- Died: 1695
- Occupation: Royal Navy captain

= James Killigrew =

British Royal Navy captain

James Killigrew (died 1695) was a British Royal Navy captain.

==Biography==
Killigrew was the son of Henry Killigrew, D.D., and brother of Admiral Henry Killigrew, was appointed lieutenant of the Portsmouth on 5 September 1688. On 11 April 1690 he was promoted to be captain of the Sapphire, was employed in her cruising in the Channel, and in July 1691 captured a large French privateer. In 1692 he commanded the York, in 1693 the Crown, from which he was moved into the Plymouth of 60 guns, and sent with Admiral Russell to the Mediterranean. In January 1694–5 he was cruising to the southward of Sardinia in command of a detached squadron of five ships, when, on the 18th, they sighted two French men-of-war, the Content of 60, and the Trident of 52 guns. In the chase the Plymouth, being far ahead of her consorts, closed with and engaged the enemy. She was much over-matched, and suffered severely. Killigrew and many of his men were killed. But the French ships had been delayed till the other English ships came up, and, being unable to escape, were both captured.
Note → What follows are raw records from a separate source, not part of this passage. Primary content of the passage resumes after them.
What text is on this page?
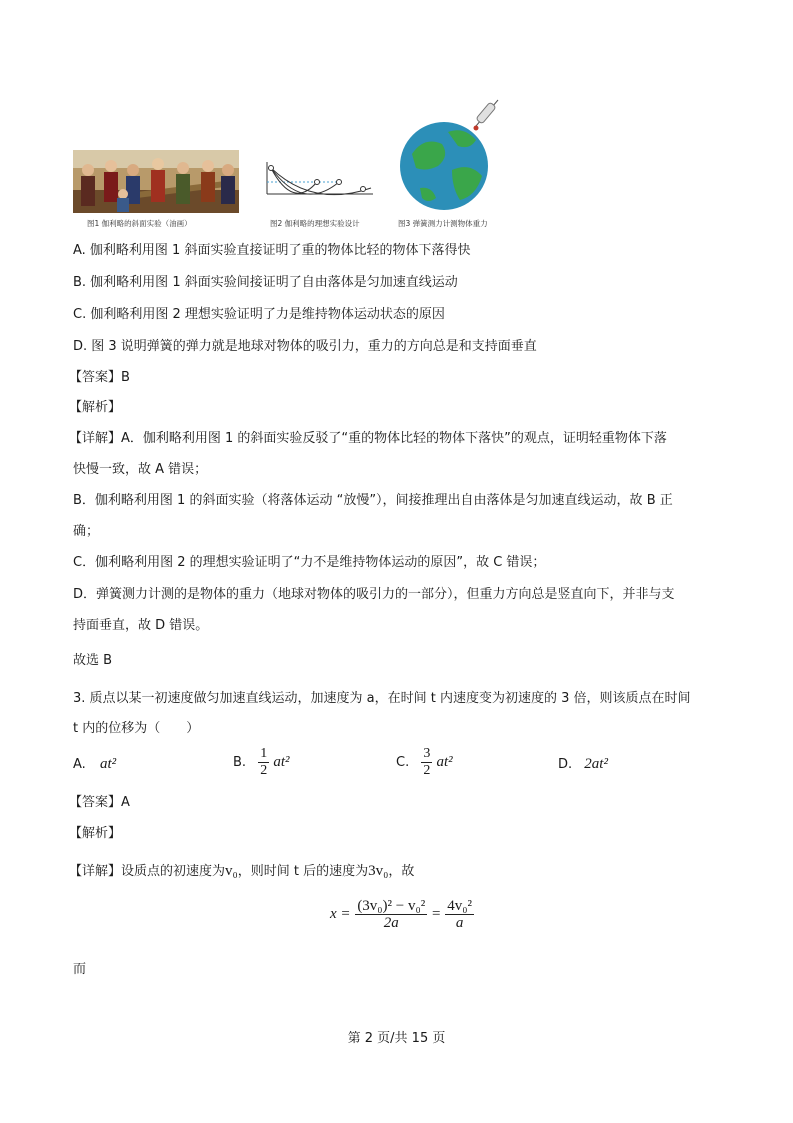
图1 伽利略的斜面实验（油画）	图2 伽利略的理想实验设计	图3 弹簧测力计测物体重力
A. 伽利略利用图 1 斜面实验直接证明了重的物体比轻的物体下落得快
B. 伽利略利用图 1 斜面实验间接证明了自由落体是匀加速直线运动
C. 伽利略利用图 2 理想实验证明了力是维持物体运动状态的原因
D. 图 3 说明弹簧的弹力就是地球对物体的吸引力，重力的方向总是和支持面垂直
【答案】B
【解析】
【详解】A．伽利略利用图 1 的斜面实验反驳了“重的物体比轻的物体下落快”的观点，证明轻重物体下落
快慢一致，故 A 错误；
B．伽利略利用图 1 的斜面实验（将落体运动 “放慢”），间接推理出自由落体是匀加速直线运动，故 B 正
确；
C．伽利略利用图 2 的理想实验证明了“力不是维持物体运动的原因”，故 C 错误；
D．弹簧测力计测的是物体的重力（地球对物体的吸引力的一部分），但重力方向总是竖直向下，并非与支
持面垂直，故 D 错误。
故选 B
3. 质点以某一初速度做匀加速直线运动，加速度为 a，在时间 t 内速度变为初速度的 3 倍，则该质点在时间
t 内的位移为（　　）
A. at²	B. $\frac{1}{2} at^2$	C. $\frac{3}{2} at^2$	D. 2at²
【答案】A
【解析】
【详解】设质点的初速度为v₀，则时间 t 后的速度为3v₀，故
$x = \frac{\text{(3v₀)² − v₀²}}{2a} = \frac{\text{4v₀²}}{a}$
而
第 2 页/共 15 页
They were taken into Messina, and were afterwards added to the English navy. The question was afterwards raised by his brother, the admiral, whether his estate was not entitled to share in the prize-money, and evidence was adduced to the effect that the two French ships were disabled and virtually beaten by the Plymouth's fire. Russell, who was commander-in-chief in the Mediterranean at the time, presided over the admiralty, and he decided that as Killigrew was killed early in the action, and the Plymouth was beaten off by the French ships, the prize-money was payable only to the captains of the Carlisle, Falmouth, and Adventure, which actually took them. Although presumably in accordance with the regulations of the day, such an award now appears unjust.